Report - U.S. Visits to Europe Up 6 Percent

Trans-Atlantic has released its latest report, noting that while overall travel across the ocean remained flat compared to last June, U.S. travel increased nearly 5 percent in May to 1.21 million visits, according to the latest figures from the Department of Commerce. For the year through May, American visits to Europe are up a strong 6 percent.

Some of this can be credited to the Queen's Jubilee in early June: American visits had been down 3 percent for the year through April; now they are up 2 percent through May, according to the latest preliminary figures from VisitBritain.

London is preparing for big crowds for the Summer Olympics, including visitors from the U.S. But central London hotels and theaters still say their U.S. bookings are down for the Olympic period (July 27–August 12) and especially for the weeks following the games. A record 137,000 people are projected to depart Heathrow on August 13.

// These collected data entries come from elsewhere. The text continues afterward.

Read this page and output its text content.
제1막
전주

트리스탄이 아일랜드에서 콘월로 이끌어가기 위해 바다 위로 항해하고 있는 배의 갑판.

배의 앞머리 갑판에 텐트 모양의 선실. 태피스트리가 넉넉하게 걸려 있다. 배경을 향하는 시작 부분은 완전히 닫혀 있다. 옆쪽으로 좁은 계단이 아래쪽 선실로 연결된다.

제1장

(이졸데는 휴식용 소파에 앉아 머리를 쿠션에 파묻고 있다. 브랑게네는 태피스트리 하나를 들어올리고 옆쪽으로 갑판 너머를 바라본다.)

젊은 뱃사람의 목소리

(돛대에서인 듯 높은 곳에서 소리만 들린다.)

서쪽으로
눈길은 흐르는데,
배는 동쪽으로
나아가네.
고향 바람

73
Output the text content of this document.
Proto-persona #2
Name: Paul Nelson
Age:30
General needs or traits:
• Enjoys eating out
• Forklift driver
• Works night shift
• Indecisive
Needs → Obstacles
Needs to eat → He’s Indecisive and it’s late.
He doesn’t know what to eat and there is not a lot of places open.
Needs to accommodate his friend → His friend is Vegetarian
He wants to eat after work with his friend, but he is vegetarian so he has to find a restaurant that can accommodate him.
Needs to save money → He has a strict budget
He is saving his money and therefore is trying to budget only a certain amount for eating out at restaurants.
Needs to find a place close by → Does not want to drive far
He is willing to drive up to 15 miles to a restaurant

But not everything is rosy: American, United and Delta are suspending their non-stop flights from New York to Rome next winter; only Alitalia will fly non-stop. And even Alitalia, a joint-venture partner with Delta, will cut back capacity, by more than 25 percent in December. The U.S. carriers will restore New York–Rome service in the spring. And while the euro-zone crisis seemed to (somewhat) abate, in Italy, the cost of borrowing jumped to 6 percent after Moody’s downgraded its bonds to just two notches above junk. Spain’s 10-year bond costs rose to more than 7 percent; it was downgraded by Moody’s last month to just one notch above junk.